Wednesday, March 18, 2009

SXSW Film 2009: Trust Us, This Is All Made Up; Passing Strange



Trust Us, This Is All Made Up

David Pasquesi and TJ Jagodowski are masters of improvisational theater. For years now, they've been creating a long form improv show from nothing. No audience suggestions, no props. They just look at each other and start talking. Trust Us is a record of one performance bookended with Paquesi and Jagodowski in the hours before and immediately after a show. While the improv itself, blossoming to seven distinct characters, is impressive and very funny, the framing sequences are revelatory. To these guys, they're merely walking into a story that is already in progress and will continue after their gone. Their job is to play it out for the hour they are in front of the audience.

The day before this screening, I saw Paquesi and Jagodowski perform live at an Austin improv theater. While I would subjectively call the live show better, this is merely because of the particular subjects covered. The film is it's own entity and can be appreciated by improv newbies and veterans alike. The Q&A afterwards revealed that if they film ends up on DVD, a whole second performance will be included. So distributors hop to it!



Passing Strange

I've struggled with how to organize my thoughts about this film. It's great, just hard to put into words. So I revisted the notices from Sundance that spurred me to see it and realized that the AV Club's Rabin and Murray said it all much better than I could.

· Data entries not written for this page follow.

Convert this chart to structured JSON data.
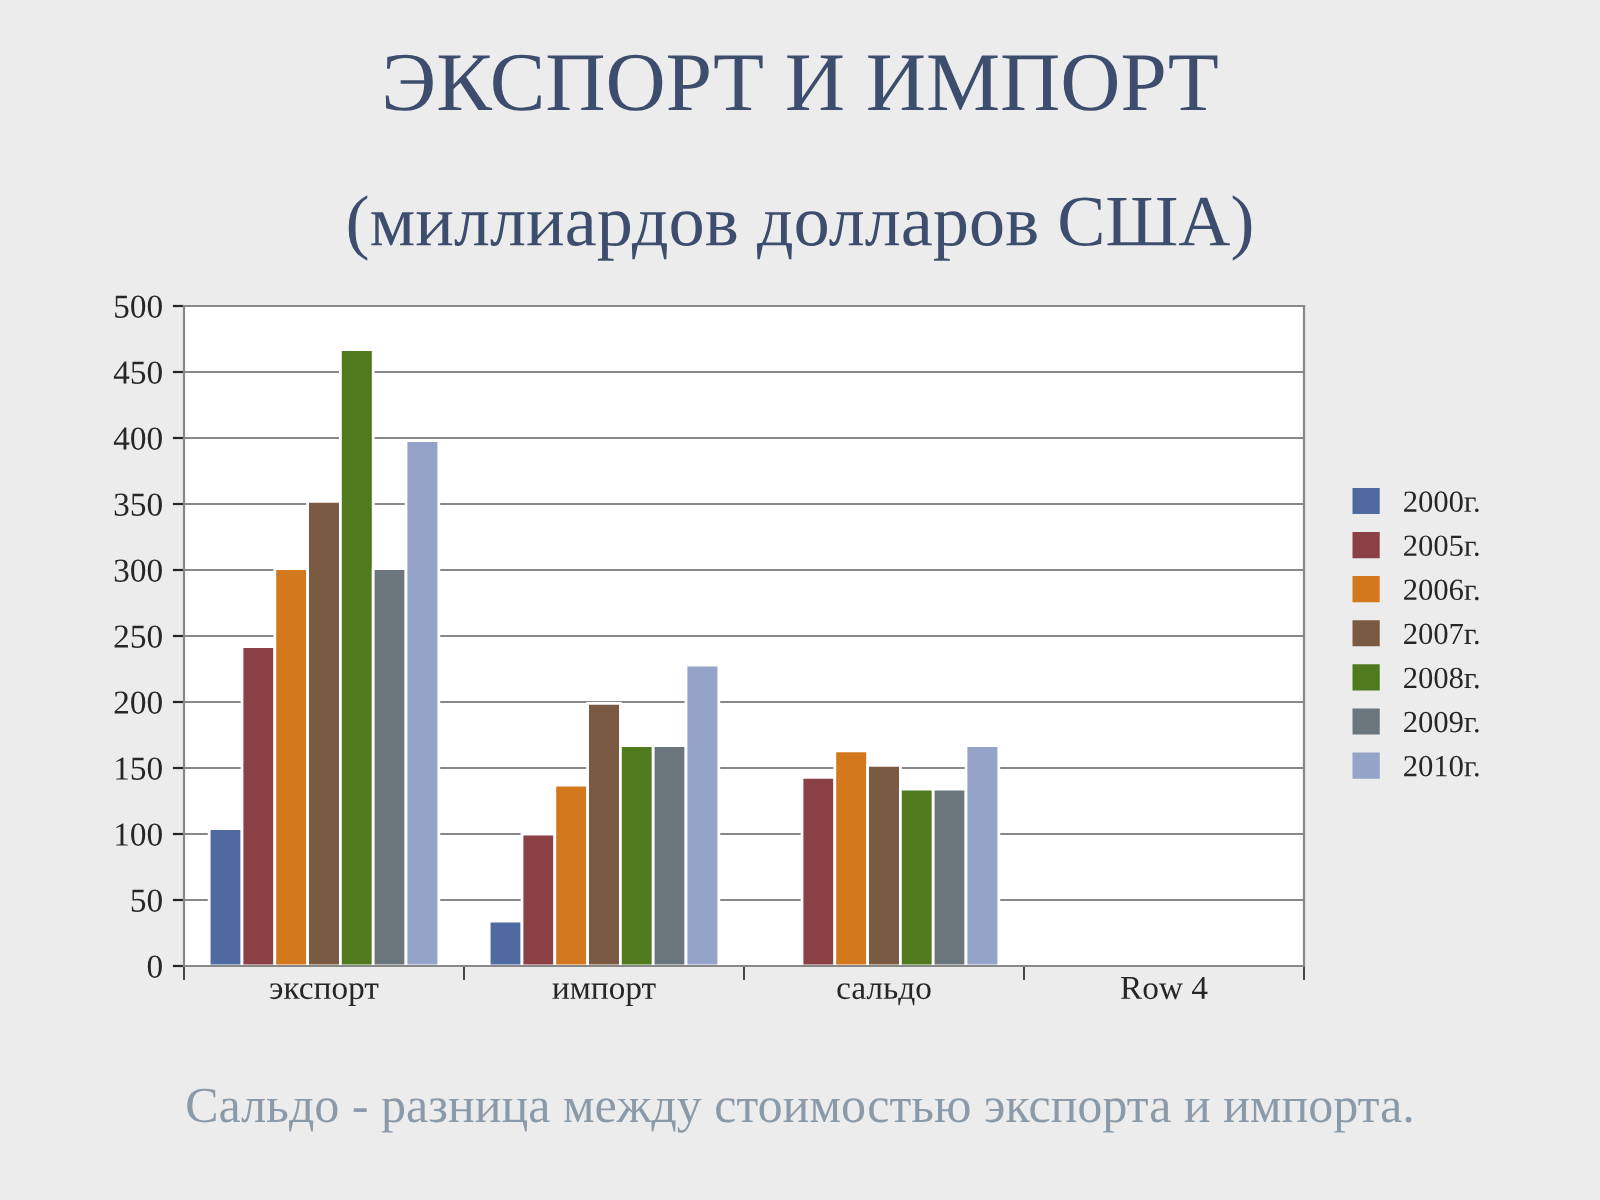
{
  "chart_data": {
    "type": "bar",
    "title": "ЭКСПОРТ И ИМПОРТ",
    "subtitle": "(миллиардов долларов США)",
    "categories": [
      "экспорт",
      "импорт",
      "сальдо",
      "Row 4"
    ],
    "series": [
      {
        "name": "2000г.",
        "color": "#4f6aa0",
        "values": [
          104,
          34,
          null,
          null
        ]
      },
      {
        "name": "2005г.",
        "color": "#8b4046",
        "values": [
          242,
          100,
          143,
          null
        ]
      },
      {
        "name": "2006г.",
        "color": "#d4781e",
        "values": [
          301,
          137,
          163,
          null
        ]
      },
      {
        "name": "2007г.",
        "color": "#7a5a42",
        "values": [
          352,
          199,
          152,
          null
        ]
      },
      {
        "name": "2008г.",
        "color": "#4f7a1e",
        "values": [
          467,
          167,
          134,
          null
        ]
      },
      {
        "name": "2009г.",
        "color": "#6b757c",
        "values": [
          301,
          167,
          134,
          null
        ]
      },
      {
        "name": "2010г.",
        "color": "#95a3c8",
        "values": [
          398,
          228,
          167,
          null
        ]
      }
    ],
    "ylim": [
      0,
      500
    ],
    "yticks": [
      0,
      50,
      100,
      150,
      200,
      250,
      300,
      350,
      400,
      450,
      500
    ],
    "grid": "y",
    "legend": "right",
    "annotations": [
      "Сальдо - разница между стоимостью экспорта и импорта."
    ]
  }
}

Director Spike Lee was at the (poorly attended, see Murray's fears on that one) screening and talked a bit about how he became involved. He was a fan of the off-Broadway (then Broadway) run of the show, seeing it many times. When the show's attendance started to decline and it was clear it was close soon, Lee stepped in to document it so it wouldn't be "lost". Hooray for him because Passing Strange is an amazing, deeply personal piece of theater and deserves a wider audience. Transcendent is the perfect descriptor here. I'm very glad that I got to see it on a big screen at the Paramount.